The air is warm and humid, sunlight beating down on the old concrete, exposing all the small cracks and deep fissures, age marks on paved earth. Dogs barking behind a chain link fence add little to the cacophony of sound that is Highway 99 West. The parking lot is full, packed with old minivans and sedans serving as temporary homes for many of the people sitting on the worn curb.
Behind them is a one-story building, seemingly modeled after every school built in the 1970’s. Tall windowpanes sandwiched by brick, an obtusely angled roof aiming at the sky, and a small courtyard by the front entrance, picnic tables and wind chimes hanging from the branches of a tree. This is the St. Vincent de Paul Lindholm Service Center.
A man’s voice says, “If you step back, you’ve got to spring forward.” He is tall, but that is somewhat of an understatement of his build. He is a towering man, around 6 foot 5” give or take, with wide shoulders, yet his presence is relaxed and light hearted. “Keith Heath. It rhymes.” So it does. Heath is 46, but looks slightly younger, his face full of youthful energy. He is dressed in blue jeans, a black t-shirt covered by a stylish black leather jacket and an old Oregon Ducks baseball cap.
Originally from Buffalo, New York, Heath moved to Eugene 12 years ago with his wife to help take care of his father-in-law, who was terminally ill. “Here we are 12 years later,” he chuckled.
Heath has been working as manager at the service center for the last seven years and runs an overnight parking program.
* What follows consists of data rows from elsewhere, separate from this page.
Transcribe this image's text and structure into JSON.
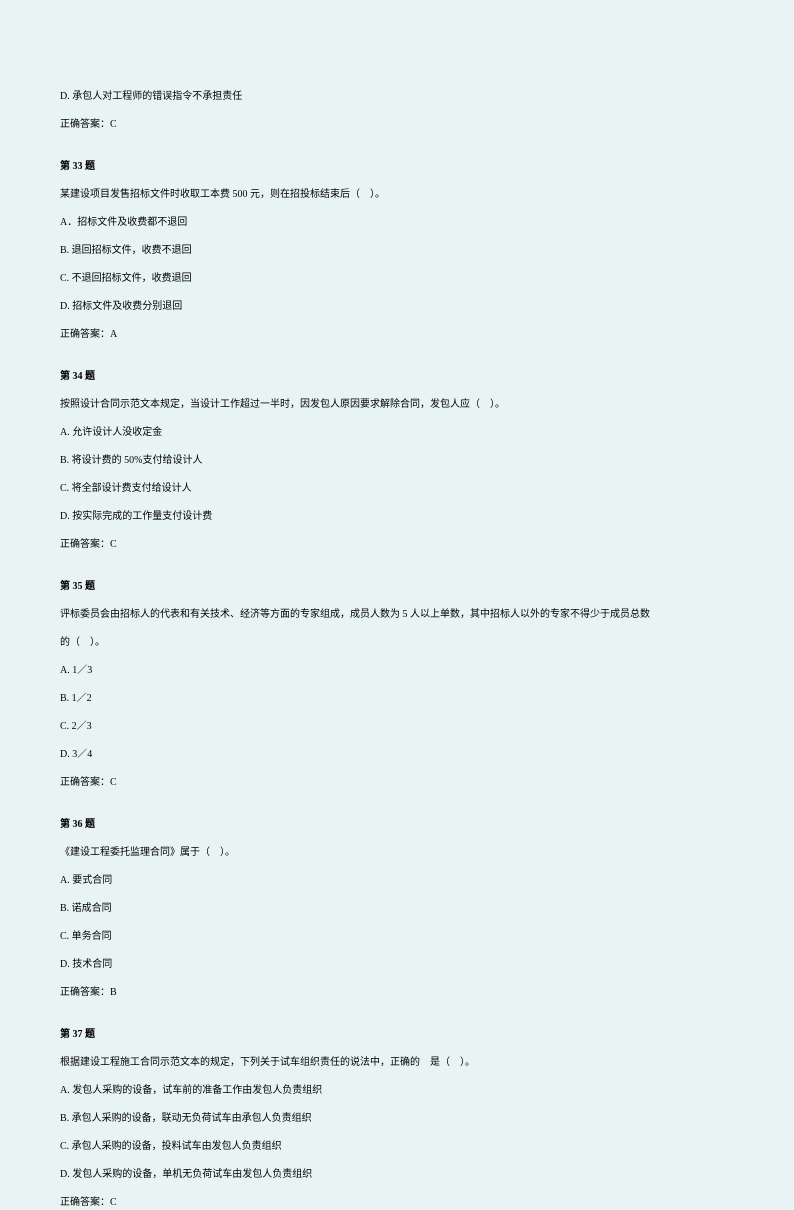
{
  "intro": {
    "optionD": "D. 承包人对工程师的错误指令不承担责任",
    "answer": "正确答案：C"
  },
  "q33": {
    "header": "第 33 题",
    "stem": "某建设项目发售招标文件时收取工本费 500 元，则在招投标结束后（　）。",
    "optA": "A．招标文件及收费都不退回",
    "optB": "B. 退回招标文件，收费不退回",
    "optC": "C. 不退回招标文件，收费退回",
    "optD": "D. 招标文件及收费分别退回",
    "answer": "正确答案：A"
  },
  "q34": {
    "header": "第 34 题",
    "stem": "按照设计合同示范文本规定，当设计工作超过一半时，因发包人原因要求解除合同，发包人应（　）。",
    "optA": "A. 允许设计人没收定金",
    "optB": "B. 将设计费的 50%支付给设计人",
    "optC": "C. 将全部设计费支付给设计人",
    "optD": "D. 按实际完成的工作量支付设计费",
    "answer": "正确答案：C"
  },
  "q35": {
    "header": "第 35 题",
    "stem1": "评标委员会由招标人的代表和有关技术、经济等方面的专家组成，成员人数为 5 人以上单数，其中招标人以外的专家不得少于成员总数",
    "stem2": "的（　）。",
    "optA": "A. 1／3",
    "optB": "B. 1／2",
    "optC": "C. 2／3",
    "optD": "D. 3／4",
    "answer": "正确答案：C"
  },
  "q36": {
    "header": "第 36 题",
    "stem": "《建设工程委托监理合同》属于（　）。",
    "optA": "A. 要式合同",
    "optB": "B. 诺成合同",
    "optC": "C. 单务合同",
    "optD": "D. 技术合同",
    "answer": "正确答案：B"
  },
  "q37": {
    "header": "第 37 题",
    "stem": "根据建设工程施工合同示范文本的规定，下列关于试车组织责任的说法中，正确的　是（　）。",
    "optA": "A. 发包人采购的设备，试车前的准备工作由发包人负责组织",
    "optB": "B. 承包人采购的设备，联动无负荷试车由承包人负责组织",
    "optC": "C. 承包人采购的设备，投料试车由发包人负责组织",
    "optD": "D. 发包人采购的设备，单机无负荷试车由发包人负责组织",
    "answer": "正确答案：C"
  }
}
The service center is a lifeboat for many people in the area. They serve the homeless and those who are barely scraping by in the crippling recession by serving hot food through Food For Lane County and providing a free laundry facility.
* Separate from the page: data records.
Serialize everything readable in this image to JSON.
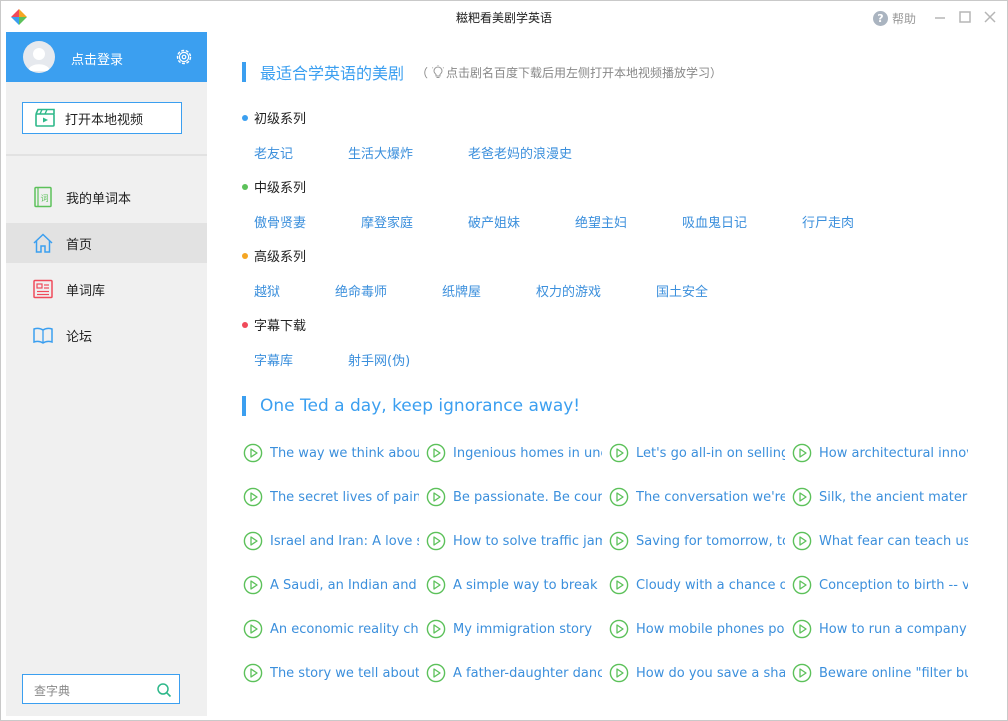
{
  "window": {
    "title": "糍粑看美剧学英语",
    "help_label": "帮助"
  },
  "sidebar": {
    "login_label": "点击登录",
    "open_video_label": "打开本地视频",
    "nav": [
      {
        "label": "我的单词本",
        "icon": "vocabulary-book-icon"
      },
      {
        "label": "首页",
        "icon": "home-icon",
        "active": true
      },
      {
        "label": "单词库",
        "icon": "word-library-icon"
      },
      {
        "label": "论坛",
        "icon": "forum-book-icon"
      }
    ],
    "search_placeholder": "查字典"
  },
  "main": {
    "drama_section": {
      "title": "最适合学英语的美剧",
      "hint_open": "（",
      "hint": "点击剧名百度下载后用左侧打开本地视频播放学习",
      "hint_close": "）"
    },
    "series": [
      {
        "title": "初级系列",
        "dot_color": "#3b9ff0",
        "shows": [
          "老友记",
          "生活大爆炸",
          "老爸老妈的浪漫史"
        ]
      },
      {
        "title": "中级系列",
        "dot_color": "#5cc15a",
        "shows": [
          "傲骨贤妻",
          "摩登家庭",
          "破产姐妹",
          "绝望主妇",
          "吸血鬼日记",
          "行尸走肉"
        ]
      },
      {
        "title": "高级系列",
        "dot_color": "#f5a623",
        "shows": [
          "越狱",
          "绝命毒师",
          "纸牌屋",
          "权力的游戏",
          "国土安全"
        ]
      },
      {
        "title": "字幕下载",
        "dot_color": "#f04a5a",
        "shows": [
          "字幕库",
          "射手网(伪)"
        ]
      }
    ],
    "ted_section": {
      "title": "One Ted a day, keep ignorance away!",
      "talks": [
        [
          "The way we think about",
          "Ingenious homes in une:",
          "Let's go all-in on selling",
          "How architectural innova"
        ],
        [
          "The secret lives of painti",
          "Be passionate. Be courag",
          "The conversation we're r",
          "Silk, the ancient material"
        ],
        [
          "Israel and Iran: A love sto",
          "How to solve traffic jams",
          "Saving for tomorrow, to",
          "What fear can teach us"
        ],
        [
          "A Saudi, an Indian and a",
          "A simple way to break a",
          "Cloudy with a chance of",
          "Conception to birth -- vi"
        ],
        [
          "An economic reality che",
          "My immigration story",
          "How mobile phones pow",
          "How to run a company v"
        ],
        [
          "The story we tell about p",
          "A father-daughter dance",
          "How do you save a shark",
          "Beware online \"filter bub"
        ]
      ]
    }
  },
  "colors": {
    "accent": "#3b9ff0",
    "link": "#3b8fdc",
    "play_icon": "#5cc15a",
    "sidebar_bg": "#f0f0f0"
  }
}
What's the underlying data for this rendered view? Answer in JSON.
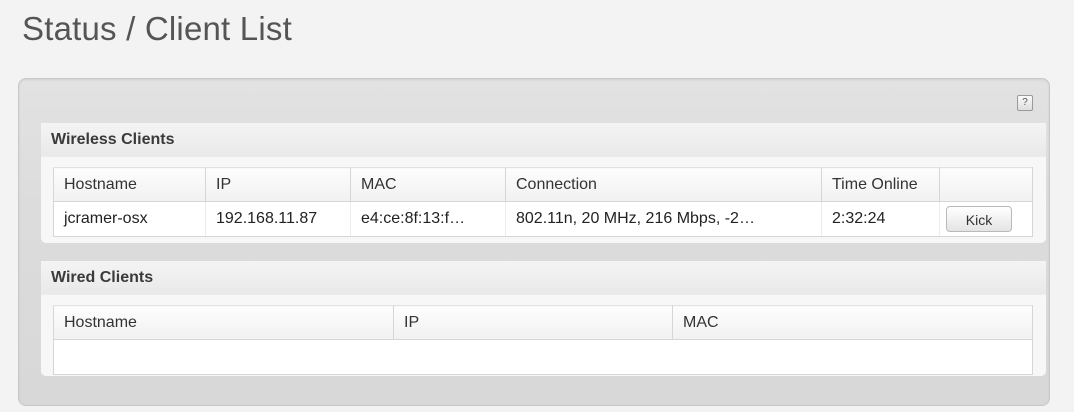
{
  "page": {
    "title": "Status / Client List"
  },
  "help": {
    "label": "?"
  },
  "wireless": {
    "title": "Wireless Clients",
    "columns": [
      "Hostname",
      "IP",
      "MAC",
      "Connection",
      "Time Online",
      ""
    ],
    "rows": [
      {
        "hostname": "jcramer-osx",
        "ip": "192.168.11.87",
        "mac": "e4:ce:8f:13:f…",
        "connection": "802.11n, 20 MHz, 216 Mbps, -2…",
        "time_online": "2:32:24",
        "action_label": "Kick"
      }
    ]
  },
  "wired": {
    "title": "Wired Clients",
    "columns": [
      "Hostname",
      "IP",
      "MAC"
    ],
    "rows": []
  }
}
He has a desk in the corner of the main room. It looks like a small scale version of a school cafeteria, tables with matching benches, racks of yellowing fluorescent tubes inset in the paneled ceiling and cubbies lining the walls where the homeless can stow their bags. It’s obvious that Heath has a deep connection with the people he sees day to day. “To be honest, it’s just like a family,” he says.
“Hey, what about that 30% you owe me?” a man, only identified as ‘Mike’ jokes from across the nearest table. Heath let out a loud laugh and looks back. “Any neighborhood…the people define it. A Lot of people don’t like the homeless.” He panned with his eyes around the room. He continues, “For most of them, it’s temporary,” although around the room, he is able to point out many people who have been coming in for years. One older couple, George and Sandra, have been living in a car. “But they’re makin’ it,” Heath points out. “We’re here if they need us.”
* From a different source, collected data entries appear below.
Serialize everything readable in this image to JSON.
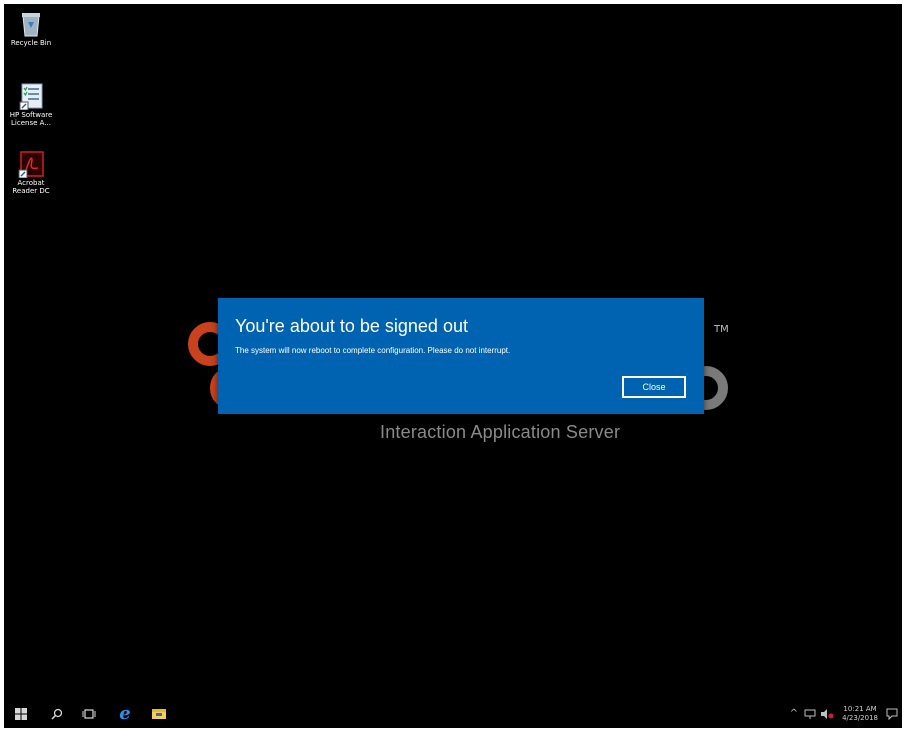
{
  "desktop": {
    "icons": [
      {
        "label": "Recycle Bin",
        "icon": "recycle-bin-icon"
      },
      {
        "label": "HP Software License A...",
        "icon": "license-document-icon"
      },
      {
        "label": "Acrobat Reader DC",
        "icon": "acrobat-reader-icon"
      }
    ],
    "background": {
      "trademark": "TM",
      "product_name": "Interaction Application Server"
    }
  },
  "dialog": {
    "title": "You're about to be signed out",
    "message": "The system will now reboot to complete configuration. Please do not interrupt.",
    "close_label": "Close",
    "accent": "#0063b1"
  },
  "taskbar": {
    "items": [
      "windows-start-icon",
      "search-icon",
      "task-view-icon",
      "edge-browser-icon",
      "file-explorer-icon"
    ],
    "tray": [
      "show-hidden-icons-chevron",
      "network-icon",
      "volume-muted-icon",
      "notification-icon"
    ],
    "clock": {
      "time": "10:21 AM",
      "date": "4/23/2018"
    }
  }
}
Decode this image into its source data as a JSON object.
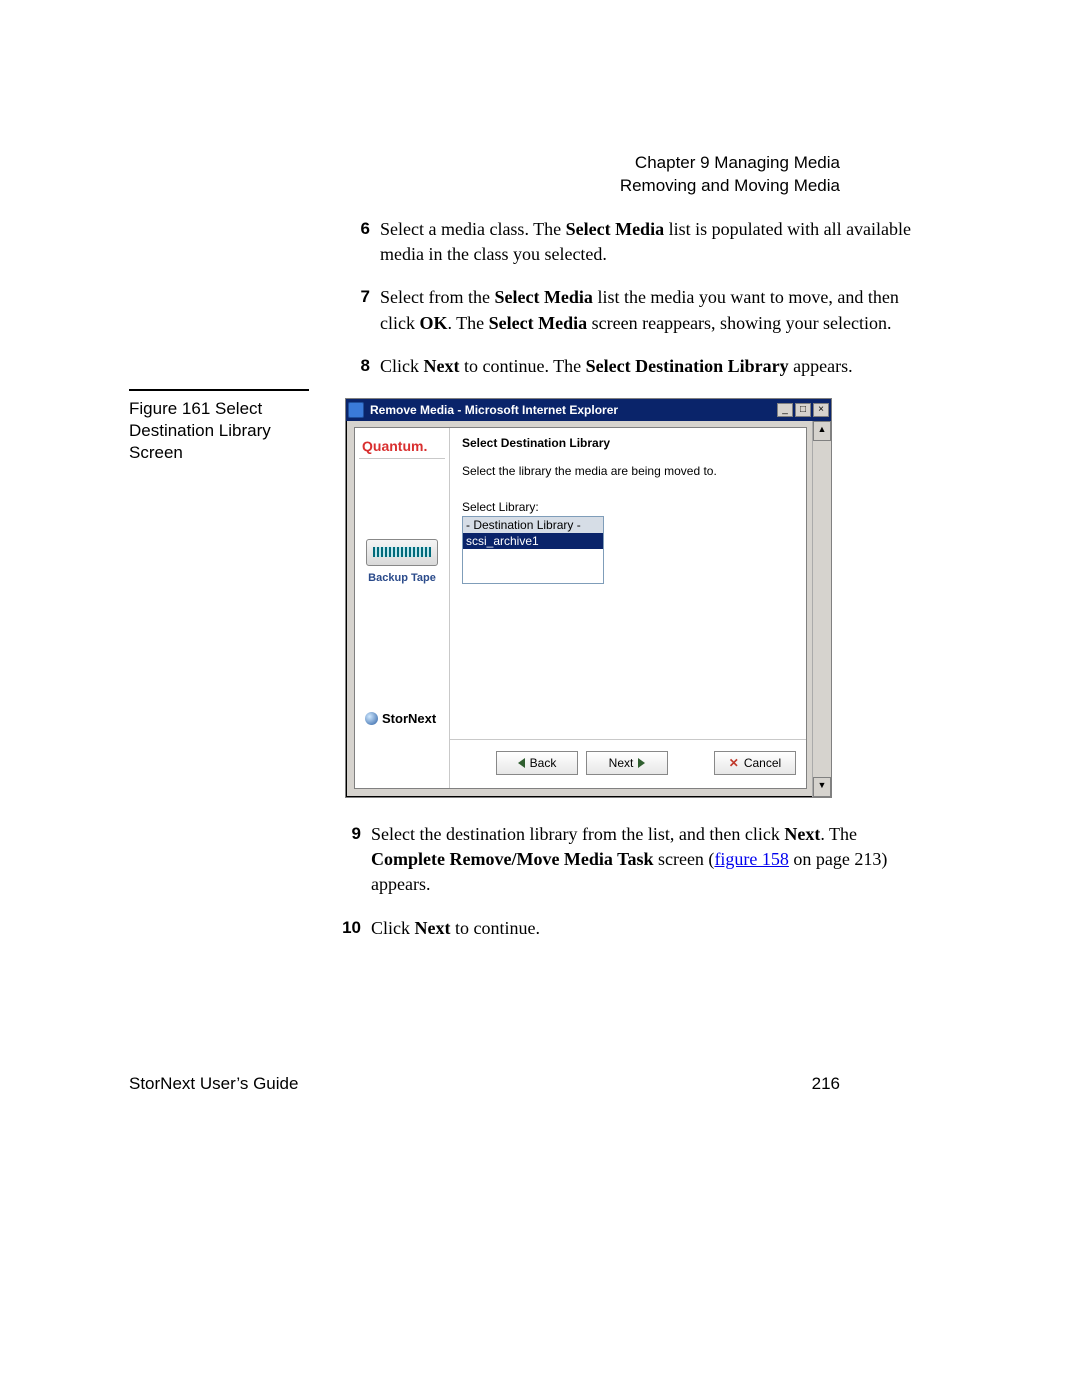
{
  "header": {
    "chapter": "Chapter 9  Managing Media",
    "section": "Removing and Moving Media"
  },
  "steps": [
    {
      "num": "6",
      "b1": "Select Media"
    },
    {
      "num": "7",
      "b1": "Select Media",
      "b2": "OK",
      "b3": "Select Media"
    },
    {
      "num": "8",
      "b1": "Next",
      "b2": "Select Destination Library"
    },
    {
      "num": "9",
      "b1": "Next",
      "b2": "Complete Remove/Move Media Task",
      "link": "figure 158"
    },
    {
      "num": "10",
      "b1": "Next"
    }
  ],
  "figure": {
    "caption": "Figure 161  Select Destination Library Screen"
  },
  "screenshot": {
    "windowTitle": "Remove Media - Microsoft Internet Explorer",
    "brand": "Quantum.",
    "sideLabel": "Backup Tape",
    "stornext": "StorNext",
    "heading": "Select Destination Library",
    "instruction": "Select the library the media are being moved to.",
    "listLabel": "Select Library:",
    "listHeader": "- Destination Library -",
    "listSelected": "scsi_archive1",
    "buttons": {
      "back": "Back",
      "next": "Next",
      "cancel": "Cancel"
    }
  },
  "footer": {
    "guide": "StorNext User’s Guide",
    "page": "216"
  }
}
When he came into this position, there were fights between the homeless and problems with squatters, and even now, an employee interrupts him to let him know that two of the patrons were acting “Less than modestly”. But most of that has changed since he took over. “Never a dull moment at this service station,” he smiles. The troublemakers are a small minority and there is a sense of mutual respect between patrons and the workers. “When I’m here, I’m constantly looking around,” Something he contributes to his time in New York.
In addition to keeping order, there is a constant struggle for funding. “In a perfect world, I’d like to come up with a large sum of money to create an alternative to the mission to get more people off the streets.” But housing and career programs have been cut in recent years, and most funding goes to family programs, rather than individuals.
“There’s a certain amount of stressed you allow your self to be,” He said, casually leaning forward. “I enjoy helping people.” If there is one thing to take away from this experience, it is that helping your fellow man is something to take pride in. Heath puts it perfectly, “We’re all only a paycheck away from this.”